O fato é que a absoluta hegemonia americana conquistada pós-queda do Muro de Berlim pertence ao passado. O corrente tabuleiro geopolítico pulsa, rompendo a estabilidade proporcionada com o superado cenário hegemônico unilateral. Sem cortinas, os mais de 25 anos capitaneados pelo superpoder Yankee, amparados em premissas de liberdade econômica e segurança jurídica em suas múltiplas facetas, possibilitaram impressionante e inédito desenvolvimento econômico-social à humanidade, com incrementos sensíveis à qualidade de vida e bem-estar das pessoas.

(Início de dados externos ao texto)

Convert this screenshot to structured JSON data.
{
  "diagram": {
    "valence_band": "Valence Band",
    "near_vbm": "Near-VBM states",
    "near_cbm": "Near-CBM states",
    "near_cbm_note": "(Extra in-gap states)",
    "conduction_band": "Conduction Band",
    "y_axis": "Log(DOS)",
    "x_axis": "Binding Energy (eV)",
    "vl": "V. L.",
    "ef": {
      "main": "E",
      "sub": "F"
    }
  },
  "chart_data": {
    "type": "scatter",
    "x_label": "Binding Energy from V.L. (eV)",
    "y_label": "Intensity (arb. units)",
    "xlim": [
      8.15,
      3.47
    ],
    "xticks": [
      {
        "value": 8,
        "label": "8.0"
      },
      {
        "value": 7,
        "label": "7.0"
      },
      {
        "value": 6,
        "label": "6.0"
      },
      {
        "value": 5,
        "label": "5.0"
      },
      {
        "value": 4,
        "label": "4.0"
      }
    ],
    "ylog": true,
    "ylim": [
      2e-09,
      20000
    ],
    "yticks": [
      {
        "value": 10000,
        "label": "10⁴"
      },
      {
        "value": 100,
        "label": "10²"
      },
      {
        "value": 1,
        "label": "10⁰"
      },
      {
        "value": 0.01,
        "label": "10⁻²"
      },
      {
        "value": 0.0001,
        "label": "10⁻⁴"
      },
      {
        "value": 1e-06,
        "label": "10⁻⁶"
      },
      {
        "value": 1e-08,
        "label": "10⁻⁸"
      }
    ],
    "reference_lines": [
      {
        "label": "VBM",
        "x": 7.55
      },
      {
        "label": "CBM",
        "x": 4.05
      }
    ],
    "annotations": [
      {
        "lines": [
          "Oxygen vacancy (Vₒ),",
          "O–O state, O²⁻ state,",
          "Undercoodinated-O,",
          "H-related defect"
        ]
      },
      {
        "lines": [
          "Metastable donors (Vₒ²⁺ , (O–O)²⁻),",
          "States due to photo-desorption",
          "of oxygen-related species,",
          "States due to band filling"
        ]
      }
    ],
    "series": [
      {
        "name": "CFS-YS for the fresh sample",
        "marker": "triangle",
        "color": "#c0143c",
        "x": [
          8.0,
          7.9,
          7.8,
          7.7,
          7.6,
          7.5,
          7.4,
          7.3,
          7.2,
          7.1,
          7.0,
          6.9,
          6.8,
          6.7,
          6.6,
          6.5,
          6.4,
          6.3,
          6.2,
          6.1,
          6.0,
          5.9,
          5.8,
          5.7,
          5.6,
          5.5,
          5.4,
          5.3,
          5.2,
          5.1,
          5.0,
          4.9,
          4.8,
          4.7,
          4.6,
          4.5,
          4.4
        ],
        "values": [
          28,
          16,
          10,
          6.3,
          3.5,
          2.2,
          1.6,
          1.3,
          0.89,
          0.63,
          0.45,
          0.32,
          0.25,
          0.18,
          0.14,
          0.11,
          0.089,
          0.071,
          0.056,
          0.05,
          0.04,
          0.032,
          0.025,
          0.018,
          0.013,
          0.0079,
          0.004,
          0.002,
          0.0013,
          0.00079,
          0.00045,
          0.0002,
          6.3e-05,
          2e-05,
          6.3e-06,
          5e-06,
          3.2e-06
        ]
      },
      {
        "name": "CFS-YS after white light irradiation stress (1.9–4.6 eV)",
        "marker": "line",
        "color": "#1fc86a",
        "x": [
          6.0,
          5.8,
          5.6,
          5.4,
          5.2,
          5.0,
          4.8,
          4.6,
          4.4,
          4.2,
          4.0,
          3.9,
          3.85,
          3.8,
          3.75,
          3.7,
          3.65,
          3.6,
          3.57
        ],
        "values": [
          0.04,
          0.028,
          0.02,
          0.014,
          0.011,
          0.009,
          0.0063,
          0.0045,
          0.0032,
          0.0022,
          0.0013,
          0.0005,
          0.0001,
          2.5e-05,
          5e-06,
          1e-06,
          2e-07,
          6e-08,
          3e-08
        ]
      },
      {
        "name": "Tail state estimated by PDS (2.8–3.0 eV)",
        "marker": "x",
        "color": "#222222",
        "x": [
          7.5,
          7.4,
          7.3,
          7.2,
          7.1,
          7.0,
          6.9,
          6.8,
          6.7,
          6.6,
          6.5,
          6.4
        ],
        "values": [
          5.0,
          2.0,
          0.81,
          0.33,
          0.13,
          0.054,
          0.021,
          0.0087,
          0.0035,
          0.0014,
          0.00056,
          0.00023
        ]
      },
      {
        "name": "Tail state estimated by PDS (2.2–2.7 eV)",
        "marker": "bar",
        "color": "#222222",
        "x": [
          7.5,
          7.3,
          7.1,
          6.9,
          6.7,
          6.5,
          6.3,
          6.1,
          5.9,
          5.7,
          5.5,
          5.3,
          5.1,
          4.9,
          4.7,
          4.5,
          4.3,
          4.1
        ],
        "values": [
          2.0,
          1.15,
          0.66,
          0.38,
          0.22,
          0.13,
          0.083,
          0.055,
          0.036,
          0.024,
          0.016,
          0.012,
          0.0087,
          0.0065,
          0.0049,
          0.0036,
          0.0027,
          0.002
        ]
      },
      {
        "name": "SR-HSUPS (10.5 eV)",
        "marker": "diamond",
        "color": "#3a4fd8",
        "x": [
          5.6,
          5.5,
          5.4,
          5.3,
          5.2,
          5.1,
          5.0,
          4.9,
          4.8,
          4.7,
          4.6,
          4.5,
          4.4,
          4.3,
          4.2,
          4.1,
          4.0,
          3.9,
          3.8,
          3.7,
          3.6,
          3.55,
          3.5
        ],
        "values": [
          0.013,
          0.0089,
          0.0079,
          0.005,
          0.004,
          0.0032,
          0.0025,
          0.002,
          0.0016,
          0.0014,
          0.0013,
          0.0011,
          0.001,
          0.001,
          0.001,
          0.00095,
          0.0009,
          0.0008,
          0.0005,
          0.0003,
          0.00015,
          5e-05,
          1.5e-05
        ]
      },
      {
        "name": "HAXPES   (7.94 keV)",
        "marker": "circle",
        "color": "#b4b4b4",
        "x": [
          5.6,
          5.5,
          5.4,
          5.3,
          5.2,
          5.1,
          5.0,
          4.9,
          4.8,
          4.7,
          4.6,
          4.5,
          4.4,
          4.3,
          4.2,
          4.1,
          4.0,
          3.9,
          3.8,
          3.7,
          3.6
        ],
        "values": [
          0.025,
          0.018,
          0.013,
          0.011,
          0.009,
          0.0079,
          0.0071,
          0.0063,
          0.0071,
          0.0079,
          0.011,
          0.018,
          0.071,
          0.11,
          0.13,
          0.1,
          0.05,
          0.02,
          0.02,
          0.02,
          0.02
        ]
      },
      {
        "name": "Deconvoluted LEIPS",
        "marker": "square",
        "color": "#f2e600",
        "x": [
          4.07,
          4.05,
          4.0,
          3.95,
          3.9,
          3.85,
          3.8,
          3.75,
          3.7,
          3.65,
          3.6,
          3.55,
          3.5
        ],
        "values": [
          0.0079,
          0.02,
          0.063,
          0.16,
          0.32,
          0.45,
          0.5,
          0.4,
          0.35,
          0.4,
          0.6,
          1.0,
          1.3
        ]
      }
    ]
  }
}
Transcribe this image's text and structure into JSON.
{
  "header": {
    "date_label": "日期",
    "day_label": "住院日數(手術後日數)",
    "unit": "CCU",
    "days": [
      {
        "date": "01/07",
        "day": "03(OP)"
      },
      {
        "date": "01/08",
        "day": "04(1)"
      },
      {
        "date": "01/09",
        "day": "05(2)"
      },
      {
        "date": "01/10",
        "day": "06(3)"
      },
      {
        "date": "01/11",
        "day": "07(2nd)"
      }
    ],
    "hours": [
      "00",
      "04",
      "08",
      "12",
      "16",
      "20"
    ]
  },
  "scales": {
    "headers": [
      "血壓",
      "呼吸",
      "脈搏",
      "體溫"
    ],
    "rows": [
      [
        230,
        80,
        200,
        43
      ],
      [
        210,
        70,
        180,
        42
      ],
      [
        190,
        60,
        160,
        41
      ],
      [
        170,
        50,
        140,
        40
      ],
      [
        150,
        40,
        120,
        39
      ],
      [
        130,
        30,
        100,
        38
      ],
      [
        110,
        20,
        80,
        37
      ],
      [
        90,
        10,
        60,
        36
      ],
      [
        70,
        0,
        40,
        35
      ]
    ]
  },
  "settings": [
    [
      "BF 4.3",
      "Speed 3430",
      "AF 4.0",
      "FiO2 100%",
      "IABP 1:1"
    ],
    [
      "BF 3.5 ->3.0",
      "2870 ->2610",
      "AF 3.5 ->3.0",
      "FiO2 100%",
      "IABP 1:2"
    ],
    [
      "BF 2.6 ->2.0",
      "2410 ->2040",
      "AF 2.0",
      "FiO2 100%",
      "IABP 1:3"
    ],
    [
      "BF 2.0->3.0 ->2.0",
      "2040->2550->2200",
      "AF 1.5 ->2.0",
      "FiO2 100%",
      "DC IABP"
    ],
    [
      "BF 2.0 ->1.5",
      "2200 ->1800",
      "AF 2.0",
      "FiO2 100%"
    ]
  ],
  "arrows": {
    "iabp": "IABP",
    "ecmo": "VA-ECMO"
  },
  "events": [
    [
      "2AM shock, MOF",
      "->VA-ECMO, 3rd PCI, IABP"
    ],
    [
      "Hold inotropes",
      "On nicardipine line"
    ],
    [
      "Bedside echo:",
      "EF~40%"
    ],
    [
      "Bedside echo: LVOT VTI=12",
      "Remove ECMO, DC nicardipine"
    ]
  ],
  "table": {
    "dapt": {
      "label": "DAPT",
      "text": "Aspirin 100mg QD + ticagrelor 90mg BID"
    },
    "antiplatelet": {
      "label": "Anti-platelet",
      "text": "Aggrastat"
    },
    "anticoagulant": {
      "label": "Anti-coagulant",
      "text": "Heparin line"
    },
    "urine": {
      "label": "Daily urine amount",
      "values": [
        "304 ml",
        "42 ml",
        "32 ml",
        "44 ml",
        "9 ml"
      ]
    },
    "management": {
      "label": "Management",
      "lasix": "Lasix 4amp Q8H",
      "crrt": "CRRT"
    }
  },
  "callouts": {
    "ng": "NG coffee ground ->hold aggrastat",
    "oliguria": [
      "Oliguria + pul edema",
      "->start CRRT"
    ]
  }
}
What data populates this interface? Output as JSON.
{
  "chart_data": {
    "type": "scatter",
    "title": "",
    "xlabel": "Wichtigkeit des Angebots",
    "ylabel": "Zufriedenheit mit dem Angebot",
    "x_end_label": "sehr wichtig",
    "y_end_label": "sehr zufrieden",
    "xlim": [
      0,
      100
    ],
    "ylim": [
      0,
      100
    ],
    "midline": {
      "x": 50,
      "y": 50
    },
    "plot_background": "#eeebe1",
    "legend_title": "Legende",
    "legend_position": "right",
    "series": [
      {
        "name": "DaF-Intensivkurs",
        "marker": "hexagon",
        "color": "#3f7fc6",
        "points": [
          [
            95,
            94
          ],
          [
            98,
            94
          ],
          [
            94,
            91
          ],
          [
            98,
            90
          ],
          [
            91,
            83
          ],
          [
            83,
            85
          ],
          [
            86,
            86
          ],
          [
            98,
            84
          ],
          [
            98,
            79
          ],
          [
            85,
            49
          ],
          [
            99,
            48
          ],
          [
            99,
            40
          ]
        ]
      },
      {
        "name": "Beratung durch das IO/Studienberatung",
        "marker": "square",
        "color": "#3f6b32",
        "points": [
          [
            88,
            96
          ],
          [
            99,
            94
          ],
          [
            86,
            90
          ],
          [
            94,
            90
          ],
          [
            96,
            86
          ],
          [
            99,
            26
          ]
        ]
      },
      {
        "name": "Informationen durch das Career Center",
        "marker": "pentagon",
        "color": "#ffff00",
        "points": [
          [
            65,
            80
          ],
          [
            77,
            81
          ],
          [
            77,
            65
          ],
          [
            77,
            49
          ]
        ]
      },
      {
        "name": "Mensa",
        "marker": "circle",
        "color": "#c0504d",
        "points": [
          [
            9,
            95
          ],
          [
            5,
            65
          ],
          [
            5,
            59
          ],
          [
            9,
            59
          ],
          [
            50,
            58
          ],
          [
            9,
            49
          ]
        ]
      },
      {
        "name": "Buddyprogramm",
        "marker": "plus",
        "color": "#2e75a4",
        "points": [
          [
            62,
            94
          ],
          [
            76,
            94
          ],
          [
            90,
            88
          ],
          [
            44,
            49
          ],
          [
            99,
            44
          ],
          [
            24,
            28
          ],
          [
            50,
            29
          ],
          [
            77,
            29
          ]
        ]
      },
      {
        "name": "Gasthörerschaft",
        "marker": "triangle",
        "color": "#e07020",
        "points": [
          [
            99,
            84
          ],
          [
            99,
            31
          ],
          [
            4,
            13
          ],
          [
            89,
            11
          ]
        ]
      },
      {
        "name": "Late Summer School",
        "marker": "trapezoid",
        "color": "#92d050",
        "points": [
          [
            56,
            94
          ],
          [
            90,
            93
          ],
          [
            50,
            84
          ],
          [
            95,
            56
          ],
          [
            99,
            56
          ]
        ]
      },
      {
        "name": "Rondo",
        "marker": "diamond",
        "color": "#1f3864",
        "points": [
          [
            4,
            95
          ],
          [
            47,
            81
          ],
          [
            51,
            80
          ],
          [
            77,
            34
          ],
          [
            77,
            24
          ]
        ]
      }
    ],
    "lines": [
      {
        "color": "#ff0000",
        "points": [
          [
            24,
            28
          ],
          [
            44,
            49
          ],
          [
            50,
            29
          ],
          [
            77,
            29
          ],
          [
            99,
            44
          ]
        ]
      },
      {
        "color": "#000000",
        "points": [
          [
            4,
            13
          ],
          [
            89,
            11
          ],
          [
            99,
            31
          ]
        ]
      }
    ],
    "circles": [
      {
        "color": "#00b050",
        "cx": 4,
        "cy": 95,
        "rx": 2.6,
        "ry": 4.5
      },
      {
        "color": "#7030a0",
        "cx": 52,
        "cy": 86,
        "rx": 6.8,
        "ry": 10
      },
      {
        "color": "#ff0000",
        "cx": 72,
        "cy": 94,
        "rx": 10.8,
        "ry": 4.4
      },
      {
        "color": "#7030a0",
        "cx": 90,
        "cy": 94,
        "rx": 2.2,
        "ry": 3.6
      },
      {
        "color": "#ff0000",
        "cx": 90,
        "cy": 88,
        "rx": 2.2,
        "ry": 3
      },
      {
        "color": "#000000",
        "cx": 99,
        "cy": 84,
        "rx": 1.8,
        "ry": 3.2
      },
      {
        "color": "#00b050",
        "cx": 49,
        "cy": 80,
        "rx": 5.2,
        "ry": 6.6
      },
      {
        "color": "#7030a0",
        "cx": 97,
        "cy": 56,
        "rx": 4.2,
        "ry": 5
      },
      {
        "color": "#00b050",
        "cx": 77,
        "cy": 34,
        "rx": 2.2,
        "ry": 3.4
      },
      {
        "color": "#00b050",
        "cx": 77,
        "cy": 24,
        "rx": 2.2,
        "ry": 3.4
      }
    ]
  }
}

Paralelamente, o naufrágio da mentira socialista – amplificado em cores nas tragédias soviética, cubana e venezuelana – deixou uma legião de órfãos ideológicos mundo afora. E, como toda ideologia burra é orgulhosa de seus erros, não há espaço para o aprimoramento intelectual em favor de melhores ideias. Assim, o esquerdismo mundial patina entre pó e cadáveres, louvando assassinos como revolucionários e autocratas corruptos como vítimas de perseguições indevidas. Despidos de coragem moral para aceitar a realidade histórica, mentem ostensivamente em praça pública, pois incapazes de conviver com a responsabilidade ética e o dever da verdade.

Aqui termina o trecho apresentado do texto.